Advantages of Cloud Mining over Hard Mining
- Cloud mining offers a relatively low entry cost and features lower risks and expenses for miners. The hassle of procuring and configuring high tech equipment does not apply in this case.
- There is no excessive heat because the mining equipment is in a remote place and no electricity costs are incurred.
- Mining operations are noiseless.
- There is a fast and easy bitcoin mining because miners are instantly connected to the hardware in the remote data centre.
- When the mining operation becomes unprofitable, there are no losses that would otherwise have been incurred from acquiring equipment.
Disadvantages of Cloud Mining Compared to Hard Mining
- Many cloud mining platforms have turned out to be scams and are fraudulent. Miners and users need to take appropriate precautions. There are many shady bitcoin cloud mining operators out there in the market and it pays to be extra cautious.
- Hard miners who have the required mining equipment in their possession enjoy having full control over operations. They can decide to sell the hardware at a future date to recover investment costs (at least partly). They also have the luxury to start and stop mining at will without the fear that their contract time is running out. Cloud miners on the other hand do not enjoy these conveniences.

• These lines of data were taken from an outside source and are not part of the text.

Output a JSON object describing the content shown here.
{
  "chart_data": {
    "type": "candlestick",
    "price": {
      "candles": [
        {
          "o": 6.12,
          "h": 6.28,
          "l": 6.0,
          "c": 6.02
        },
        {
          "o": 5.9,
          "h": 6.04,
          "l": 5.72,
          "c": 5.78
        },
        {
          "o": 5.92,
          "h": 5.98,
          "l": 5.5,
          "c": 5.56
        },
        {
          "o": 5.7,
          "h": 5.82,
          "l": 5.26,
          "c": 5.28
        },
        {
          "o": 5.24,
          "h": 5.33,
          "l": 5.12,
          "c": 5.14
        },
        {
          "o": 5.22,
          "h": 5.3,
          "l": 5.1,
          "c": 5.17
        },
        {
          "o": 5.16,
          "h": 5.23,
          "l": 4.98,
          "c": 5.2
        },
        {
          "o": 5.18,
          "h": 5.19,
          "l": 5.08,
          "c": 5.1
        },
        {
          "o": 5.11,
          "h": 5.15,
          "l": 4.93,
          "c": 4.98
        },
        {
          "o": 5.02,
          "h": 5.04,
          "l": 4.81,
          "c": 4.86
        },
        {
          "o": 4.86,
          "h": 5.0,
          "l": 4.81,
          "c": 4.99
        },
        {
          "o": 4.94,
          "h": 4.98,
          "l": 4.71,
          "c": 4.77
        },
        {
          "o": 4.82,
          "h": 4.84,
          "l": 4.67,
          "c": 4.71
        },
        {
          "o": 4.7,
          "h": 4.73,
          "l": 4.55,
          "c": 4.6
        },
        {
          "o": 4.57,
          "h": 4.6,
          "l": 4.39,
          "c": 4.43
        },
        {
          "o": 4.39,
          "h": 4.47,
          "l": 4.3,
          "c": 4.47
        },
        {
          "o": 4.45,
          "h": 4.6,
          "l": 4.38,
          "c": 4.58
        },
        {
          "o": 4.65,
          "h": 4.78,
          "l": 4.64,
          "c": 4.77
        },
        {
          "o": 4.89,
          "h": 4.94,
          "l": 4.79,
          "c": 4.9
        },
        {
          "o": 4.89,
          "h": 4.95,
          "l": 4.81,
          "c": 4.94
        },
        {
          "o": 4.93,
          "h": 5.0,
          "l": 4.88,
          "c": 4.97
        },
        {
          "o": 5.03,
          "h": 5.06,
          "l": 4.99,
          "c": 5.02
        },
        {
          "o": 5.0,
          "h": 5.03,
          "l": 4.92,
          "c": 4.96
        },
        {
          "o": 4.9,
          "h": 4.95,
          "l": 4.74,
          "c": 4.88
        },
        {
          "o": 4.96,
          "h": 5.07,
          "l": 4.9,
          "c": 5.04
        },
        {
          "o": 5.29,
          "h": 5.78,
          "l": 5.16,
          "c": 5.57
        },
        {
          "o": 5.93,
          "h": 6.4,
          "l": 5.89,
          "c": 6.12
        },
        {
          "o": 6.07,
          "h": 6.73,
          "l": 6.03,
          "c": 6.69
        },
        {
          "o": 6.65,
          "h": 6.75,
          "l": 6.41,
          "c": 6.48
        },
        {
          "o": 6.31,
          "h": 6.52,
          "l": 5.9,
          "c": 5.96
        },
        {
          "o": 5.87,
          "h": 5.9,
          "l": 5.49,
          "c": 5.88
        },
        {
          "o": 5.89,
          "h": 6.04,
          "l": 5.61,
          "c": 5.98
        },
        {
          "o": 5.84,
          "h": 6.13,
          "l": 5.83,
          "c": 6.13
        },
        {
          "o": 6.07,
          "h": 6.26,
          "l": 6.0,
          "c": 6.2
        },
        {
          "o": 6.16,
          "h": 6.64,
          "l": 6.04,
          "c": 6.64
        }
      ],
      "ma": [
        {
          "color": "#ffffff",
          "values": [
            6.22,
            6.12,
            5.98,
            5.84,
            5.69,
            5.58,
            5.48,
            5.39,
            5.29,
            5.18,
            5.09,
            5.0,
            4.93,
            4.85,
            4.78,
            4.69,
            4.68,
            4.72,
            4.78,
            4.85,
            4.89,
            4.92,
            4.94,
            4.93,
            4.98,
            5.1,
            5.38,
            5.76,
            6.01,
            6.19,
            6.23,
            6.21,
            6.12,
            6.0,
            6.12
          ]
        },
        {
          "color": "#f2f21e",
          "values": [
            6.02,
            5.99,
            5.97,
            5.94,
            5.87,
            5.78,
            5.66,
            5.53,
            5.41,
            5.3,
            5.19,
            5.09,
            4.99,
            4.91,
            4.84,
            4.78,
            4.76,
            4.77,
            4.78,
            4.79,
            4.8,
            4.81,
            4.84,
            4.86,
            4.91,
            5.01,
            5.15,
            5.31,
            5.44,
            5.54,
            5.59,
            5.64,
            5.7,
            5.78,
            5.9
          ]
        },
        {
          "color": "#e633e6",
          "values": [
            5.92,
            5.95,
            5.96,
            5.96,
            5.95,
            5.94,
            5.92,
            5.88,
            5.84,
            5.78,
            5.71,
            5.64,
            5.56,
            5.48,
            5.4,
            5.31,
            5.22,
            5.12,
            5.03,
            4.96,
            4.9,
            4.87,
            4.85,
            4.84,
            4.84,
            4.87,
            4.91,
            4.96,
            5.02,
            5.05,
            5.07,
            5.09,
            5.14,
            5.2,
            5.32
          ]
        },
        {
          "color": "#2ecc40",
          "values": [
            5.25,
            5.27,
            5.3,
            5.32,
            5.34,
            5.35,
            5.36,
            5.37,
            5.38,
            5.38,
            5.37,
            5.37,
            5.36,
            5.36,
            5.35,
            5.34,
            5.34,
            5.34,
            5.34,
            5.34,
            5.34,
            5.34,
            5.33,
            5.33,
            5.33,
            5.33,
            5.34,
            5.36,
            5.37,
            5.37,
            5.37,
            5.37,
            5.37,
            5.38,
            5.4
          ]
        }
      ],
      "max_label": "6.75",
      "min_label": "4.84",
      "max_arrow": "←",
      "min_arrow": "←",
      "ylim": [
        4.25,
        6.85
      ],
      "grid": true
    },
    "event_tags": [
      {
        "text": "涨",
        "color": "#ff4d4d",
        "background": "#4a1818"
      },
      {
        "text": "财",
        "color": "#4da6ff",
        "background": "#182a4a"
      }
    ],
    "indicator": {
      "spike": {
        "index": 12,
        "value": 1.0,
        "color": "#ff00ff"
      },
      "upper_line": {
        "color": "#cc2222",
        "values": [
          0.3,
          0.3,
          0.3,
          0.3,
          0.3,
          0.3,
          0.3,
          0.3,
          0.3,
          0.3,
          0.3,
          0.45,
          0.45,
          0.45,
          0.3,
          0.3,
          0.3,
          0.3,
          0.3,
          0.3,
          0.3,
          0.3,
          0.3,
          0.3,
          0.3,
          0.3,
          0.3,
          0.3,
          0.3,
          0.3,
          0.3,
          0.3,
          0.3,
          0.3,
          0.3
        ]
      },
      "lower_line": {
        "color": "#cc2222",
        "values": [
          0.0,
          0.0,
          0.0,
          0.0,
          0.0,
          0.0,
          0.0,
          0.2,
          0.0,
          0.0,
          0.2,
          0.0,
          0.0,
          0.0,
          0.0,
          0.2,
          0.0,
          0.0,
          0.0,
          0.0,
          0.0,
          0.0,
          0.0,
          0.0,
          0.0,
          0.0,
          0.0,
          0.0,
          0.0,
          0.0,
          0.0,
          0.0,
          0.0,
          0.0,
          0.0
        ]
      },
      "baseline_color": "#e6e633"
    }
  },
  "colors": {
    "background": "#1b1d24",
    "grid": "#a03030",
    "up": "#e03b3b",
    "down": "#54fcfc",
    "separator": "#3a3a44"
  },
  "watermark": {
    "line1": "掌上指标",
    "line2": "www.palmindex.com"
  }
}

- On most cloud mining platforms, you might have to pay a bigger sum upfront than what it would take to start hard mining.
- There are always chances of getting lower commissions as cloud mining data centres have expenses to bear.
- If the price for a cryptocurrency is too low, it is possible for cloud mining operators to refuse payouts or cease operations.
- No hardware is owned and hence, no possibility of updating the mining software.
The choice is yours
The best option for mining cryptocurrencies depends upon the miner. Cloud mining operators offer instant mining options and incur no cost. However, commissions must be paid to the operator on the profits made.
On the other hand, hardware mining incurs an investment as well as operating cost in terms of power. However, the advantage with hardware mining is that miners can use the device till mining bitcoins is no more profitable.